One problem I've seen with lots of writing about open source companies is that somehow, because it's open source, it must always be non-profit. While I personally believe there should always be a matching, freely downloadable version to what is offered under subscription, I don't think that means you can't sell closed software to supplement the open software. "Commercial" and "open source" are not opposite ends of the spectrum, they're orthogonal.

I've been seeing resistance to open source adoption above the infrastructure layer. Lots of reasons having to do with FUD, but some good valid ones too. Skillsets is a big one.

The thing is, why is skills a problem, when we find skills for other development / IT jobs? I think this is a symptom, and the real disease is the lack of finishing in OSS applications. Some are good, but many others involve several packages, and there are version incompatibilities, and you quickly run into problems that require knowing Apache + Tomcat or Jboss + perl or Java, etc. ad nauseum.

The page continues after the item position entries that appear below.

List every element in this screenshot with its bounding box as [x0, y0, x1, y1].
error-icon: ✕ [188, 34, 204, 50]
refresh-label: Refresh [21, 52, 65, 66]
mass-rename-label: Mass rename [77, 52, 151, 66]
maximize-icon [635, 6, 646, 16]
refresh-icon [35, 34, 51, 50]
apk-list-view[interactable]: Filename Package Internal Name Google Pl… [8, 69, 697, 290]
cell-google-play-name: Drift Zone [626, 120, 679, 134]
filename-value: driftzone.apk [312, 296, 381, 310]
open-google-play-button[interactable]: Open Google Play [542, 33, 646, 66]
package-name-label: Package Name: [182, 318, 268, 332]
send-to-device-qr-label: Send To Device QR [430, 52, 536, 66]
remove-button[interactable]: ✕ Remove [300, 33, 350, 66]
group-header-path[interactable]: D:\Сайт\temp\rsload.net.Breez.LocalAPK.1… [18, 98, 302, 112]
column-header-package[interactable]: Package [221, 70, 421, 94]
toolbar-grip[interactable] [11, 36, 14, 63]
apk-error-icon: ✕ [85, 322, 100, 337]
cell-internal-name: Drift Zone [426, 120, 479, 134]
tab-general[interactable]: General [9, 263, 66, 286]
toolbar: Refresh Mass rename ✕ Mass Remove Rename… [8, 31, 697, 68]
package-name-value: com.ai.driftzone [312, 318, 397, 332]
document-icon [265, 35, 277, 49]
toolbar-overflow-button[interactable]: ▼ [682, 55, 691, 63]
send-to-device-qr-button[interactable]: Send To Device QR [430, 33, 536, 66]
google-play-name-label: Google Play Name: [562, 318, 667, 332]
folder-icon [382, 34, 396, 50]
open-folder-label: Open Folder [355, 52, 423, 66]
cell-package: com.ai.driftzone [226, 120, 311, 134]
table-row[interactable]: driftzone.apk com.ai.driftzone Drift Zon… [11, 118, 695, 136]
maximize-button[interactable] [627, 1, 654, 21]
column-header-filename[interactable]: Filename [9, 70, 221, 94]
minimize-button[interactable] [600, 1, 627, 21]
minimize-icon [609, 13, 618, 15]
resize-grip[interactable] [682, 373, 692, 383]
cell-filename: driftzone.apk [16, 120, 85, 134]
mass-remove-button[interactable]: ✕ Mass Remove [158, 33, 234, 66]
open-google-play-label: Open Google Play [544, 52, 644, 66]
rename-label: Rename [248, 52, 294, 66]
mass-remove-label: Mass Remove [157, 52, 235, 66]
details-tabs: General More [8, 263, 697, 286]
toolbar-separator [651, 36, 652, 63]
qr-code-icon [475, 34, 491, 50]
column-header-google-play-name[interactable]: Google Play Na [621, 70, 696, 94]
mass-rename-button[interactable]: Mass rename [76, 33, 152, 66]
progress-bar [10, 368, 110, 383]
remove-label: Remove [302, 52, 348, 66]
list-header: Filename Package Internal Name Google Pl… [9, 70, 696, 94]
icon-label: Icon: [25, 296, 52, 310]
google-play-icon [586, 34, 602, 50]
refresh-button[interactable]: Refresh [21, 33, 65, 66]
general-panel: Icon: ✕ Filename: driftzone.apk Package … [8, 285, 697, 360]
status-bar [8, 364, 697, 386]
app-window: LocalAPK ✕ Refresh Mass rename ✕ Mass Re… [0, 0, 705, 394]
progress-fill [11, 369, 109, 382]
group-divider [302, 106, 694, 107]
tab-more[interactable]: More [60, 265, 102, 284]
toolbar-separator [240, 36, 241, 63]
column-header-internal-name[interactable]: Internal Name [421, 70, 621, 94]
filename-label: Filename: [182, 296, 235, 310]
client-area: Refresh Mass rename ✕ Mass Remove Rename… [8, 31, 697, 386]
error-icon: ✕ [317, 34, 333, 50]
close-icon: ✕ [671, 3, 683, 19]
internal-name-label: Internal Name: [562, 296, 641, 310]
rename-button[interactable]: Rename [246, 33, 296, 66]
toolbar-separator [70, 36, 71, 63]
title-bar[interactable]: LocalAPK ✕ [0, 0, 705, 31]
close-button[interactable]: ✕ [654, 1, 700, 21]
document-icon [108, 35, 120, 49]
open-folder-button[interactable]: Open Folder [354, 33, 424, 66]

Heck, I've had that problem with using two different Business Objects products which under the hood deploy on open source technologies. It's pretty bad when even a COTS vendor is having troubles - their answer was, run these two applications on different servers because the Tomcat versions are incompatible.

Until the applications install and run as promised without worrying about dependency ugliness and conflicts, as well as polished documentation and troubleshooting manuals, I think OSS applications will stay in the underdog category.